You would do it much the same as you would choose your own professional advisor for investing. You want to be sure that the person you are selecting is qualified, that they have their appropriate licenses, and that they are a person that you are comfortable with, who you can call and ask questions and you understand the answers that they give you. You want to be sure it’s someone who can adequately explain the purpose for the investment decisions they are making. It would also be a benefit if they have prior experience doing fiduciary investment accounts, or investment accounts specifically for trusts. It helps because there are some investment decisions that may be different because of the requirements of the fiduciary.
Then you want to figure out what their fee structure is and how it’s calculated, and find one that is compatible with the trust investment model. Generally, trusts do not generate a lot of investment activity. They buy assets and tend to hold them and generate income from them, so it would be best to have an advisor whose fee structure is appropriate to that type of investing.
Do I Need A Professional Investment Advisor?
My opinion is that yes, you need a professional investment advisor. Unless the trustee has a lot of investment experience, then it’s like anything else. If you don’t have experience in that field, you don’t know what you don’t know and there are things that you may be able to do that are better that you don’t even know are available. The trustee has this fiduciary duty, this responsibility to invest the proceeds and assets of the trust in a way that is beneficial to the trust beneficiary. So if the trustee does not get professional advice and invests inappropriately, the trustee will be personally liable for any harm that it causes to the beneficiary or the trust.
What Kind Of Oversight Is Required For A Special Needs Trust?
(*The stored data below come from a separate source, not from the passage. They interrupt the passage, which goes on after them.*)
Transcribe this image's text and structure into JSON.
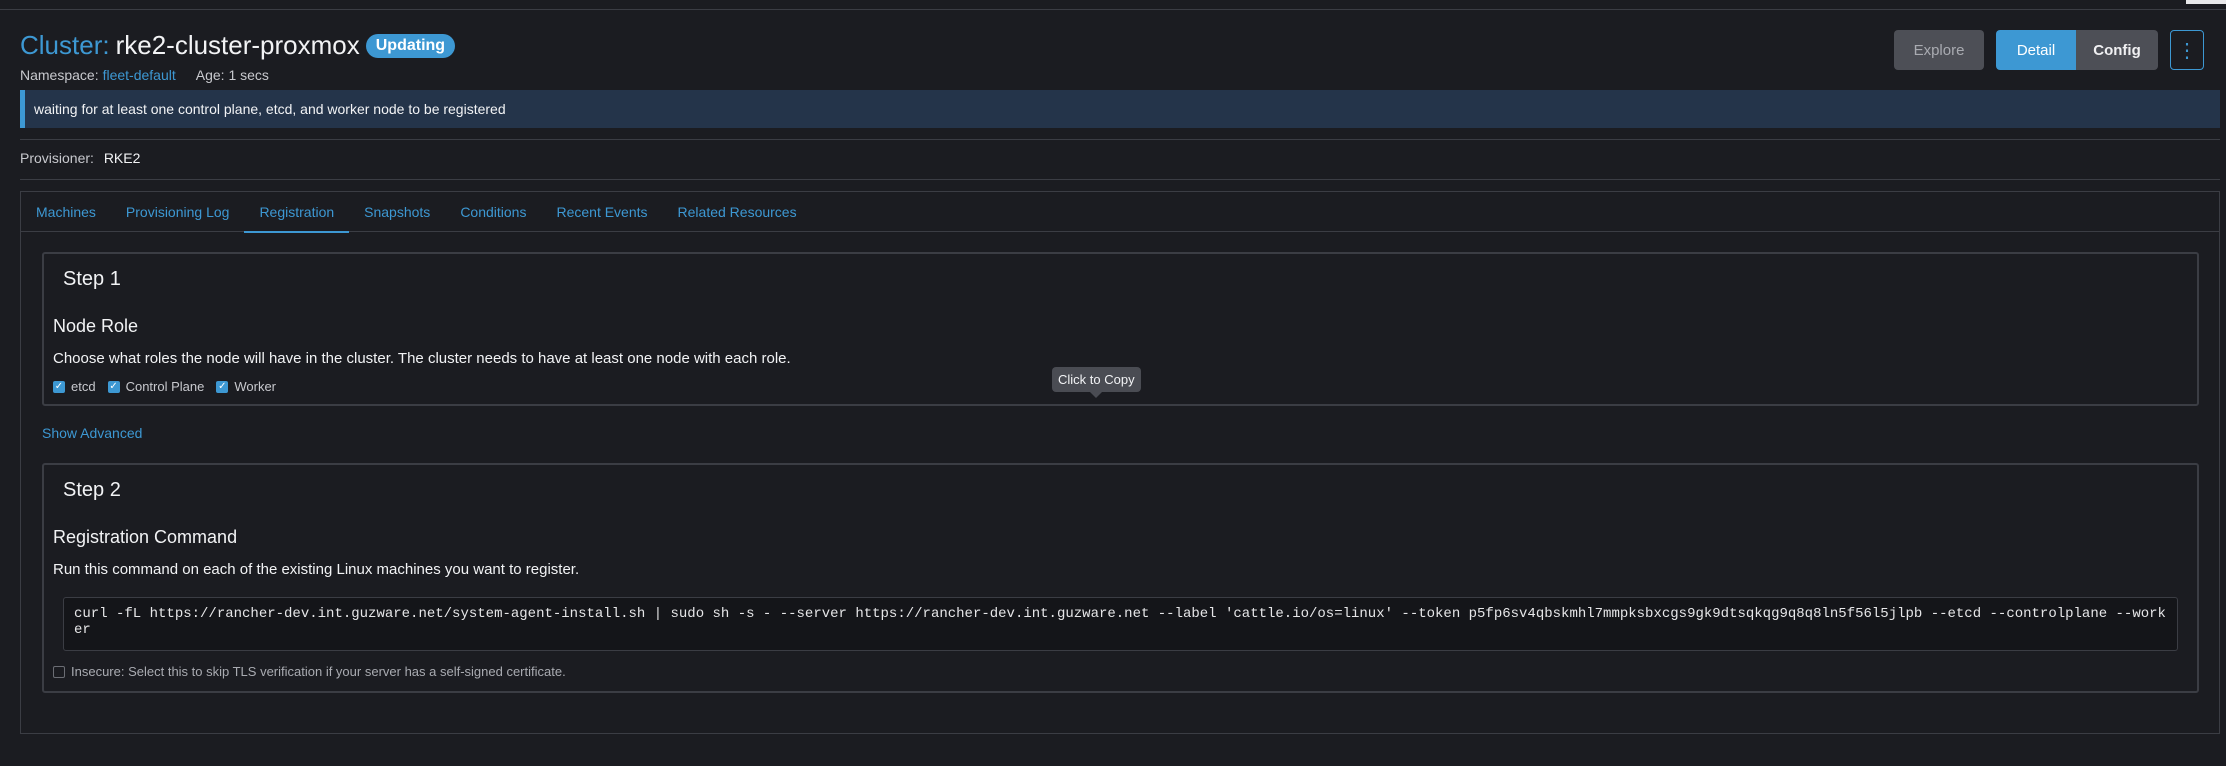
{
  "header": {
    "title_prefix": "Cluster:",
    "cluster_name": "rke2-cluster-proxmox",
    "status_badge": "Updating",
    "namespace_label": "Namespace:",
    "namespace_value": "fleet-default",
    "age": "Age: 1 secs"
  },
  "actions": {
    "explore": "Explore",
    "detail": "Detail",
    "config": "Config",
    "more": "⋮"
  },
  "banner": {
    "message": "waiting for at least one control plane, etcd, and worker node to be registered"
  },
  "provisioner": {
    "label": "Provisioner:",
    "value": "RKE2"
  },
  "tabs": [
    {
      "label": "Machines",
      "active": false
    },
    {
      "label": "Provisioning Log",
      "active": false
    },
    {
      "label": "Registration",
      "active": true
    },
    {
      "label": "Snapshots",
      "active": false
    },
    {
      "label": "Conditions",
      "active": false
    },
    {
      "label": "Recent Events",
      "active": false
    },
    {
      "label": "Related Resources",
      "active": false
    }
  ],
  "step1": {
    "title": "Step 1",
    "section": "Node Role",
    "description": "Choose what roles the node will have in the cluster. The cluster needs to have at least one node with each role.",
    "roles": [
      {
        "label": "etcd",
        "checked": true
      },
      {
        "label": "Control Plane",
        "checked": true
      },
      {
        "label": "Worker",
        "checked": true
      }
    ]
  },
  "show_advanced": "Show Advanced",
  "step2": {
    "title": "Step 2",
    "section": "Registration Command",
    "description": "Run this command on each of the existing Linux machines you want to register.",
    "tooltip": "Click to Copy",
    "command": "curl -fL https://rancher-dev.int.guzware.net/system-agent-install.sh | sudo sh -s - --server https://rancher-dev.int.guzware.net --label 'cattle.io/os=linux' --token p5fp6sv4qbskmhl7mmpksbxcgs9gk9dtsqkqg9q8q8ln5f56l5jlpb --etcd --controlplane --worker",
    "insecure_label": "Insecure: Select this to skip TLS verification if your server has a self-signed certificate.",
    "insecure_checked": false
  },
  "colors": {
    "accent": "#3d98d3",
    "background": "#1b1c21",
    "banner_bg": "#24344a"
  }
}
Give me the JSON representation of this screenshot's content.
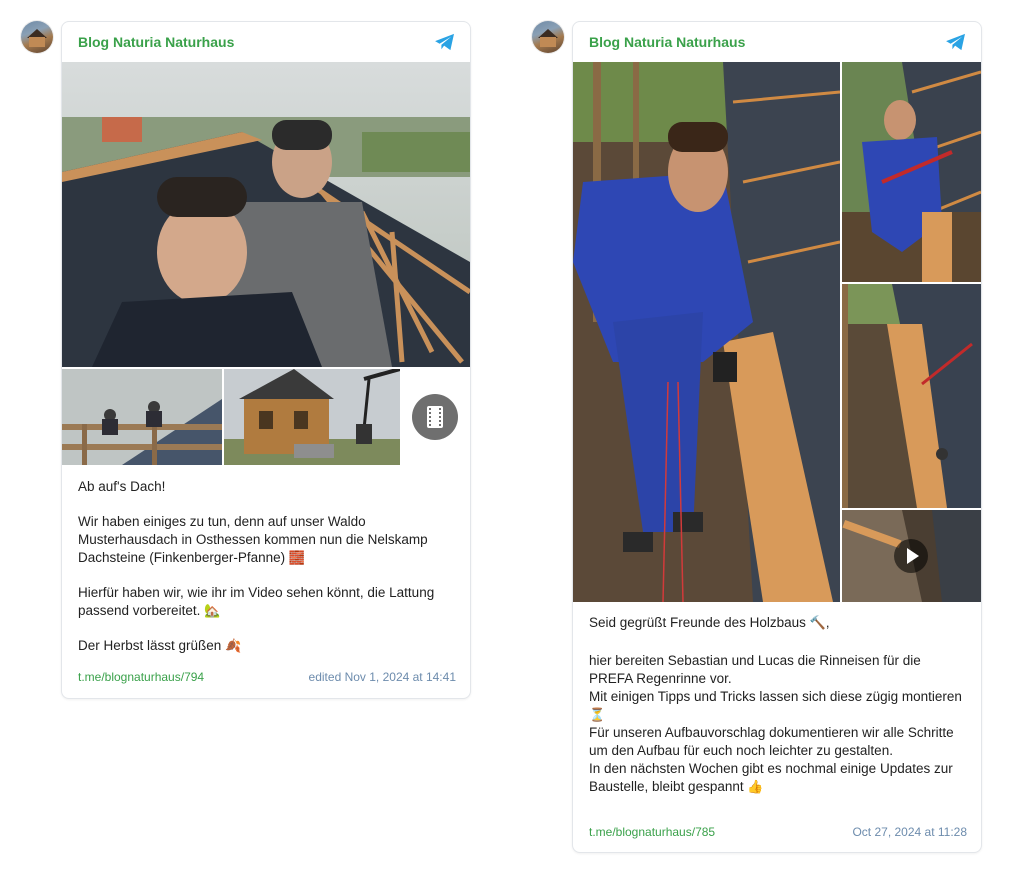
{
  "posts": [
    {
      "channel": "Blog Naturia Naturhaus",
      "caption": {
        "p1": "Ab auf's Dach!",
        "p2": "Wir haben einiges zu tun, denn auf unser Waldo Musterhausdach in Osthessen kommen nun die Nelskamp Dachsteine (Finkenberger-Pfanne)",
        "p2_emoji": "🧱",
        "p3": "Hierfür haben wir, wie ihr im Video sehen könnt, die Lattung passend vorbereitet.",
        "p3_emoji": "🏡",
        "p4": "Der Herbst lässt grüßen",
        "p4_emoji": "🍂"
      },
      "link": "t.me/blognaturhaus/794",
      "date": "edited  Nov 1, 2024 at 14:41"
    },
    {
      "channel": "Blog Naturia Naturhaus",
      "caption": {
        "l1": "Seid gegrüßt Freunde des Holzbaus",
        "l1_emoji": "🔨,",
        "l2": "hier bereiten Sebastian und Lucas die Rinneisen für die PREFA Regenrinne vor.",
        "l3": "Mit einigen Tipps und Tricks lassen sich diese zügig montieren",
        "l3_emoji": "⏳",
        "l4": "Für unseren Aufbauvorschlag dokumentieren wir alle Schritte um den Aufbau für euch noch leichter zu gestalten.",
        "l5": "In den nächsten Wochen gibt es nochmal einige Updates zur Baustelle, bleibt gespannt",
        "l5_emoji": "👍"
      },
      "link": "t.me/blognaturhaus/785",
      "date": "Oct 27, 2024 at 11:28"
    }
  ],
  "colors": {
    "channel": "#3aa14a",
    "link": "#3aa14a",
    "date": "#6d8cad",
    "telegram": "#2aa3e4"
  },
  "icons": {
    "channel_icon": "telegram-plane-icon",
    "video": "play-icon",
    "film": "film-icon"
  }
}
The trustee wants to monitor what the investment advisor is doing to be sure that they were following the plan that is set up at the time and that the investments are the appropriate type of investments, and that the advisor is not causing more activity to occur on the account than is appropriate. Activity on investment accounts generally generates costs to the trust, so you need to be sure that those costs do not become inappropriately large. In the end it is always the trustee’s obligation to be sure that the funds are invested appropriately and that they are getting a fair return on the investment for the beneficiary.
Therefore, I advise the trustees on at least a quarterly basis to review all of the investments, and if they are not experienced in investing and don’t understand the statements that are sent to them, then they should sit down and meet with the investment advisor every quarter and go over the investments and determine why the investment advisor made the choices that he or she did for the trust.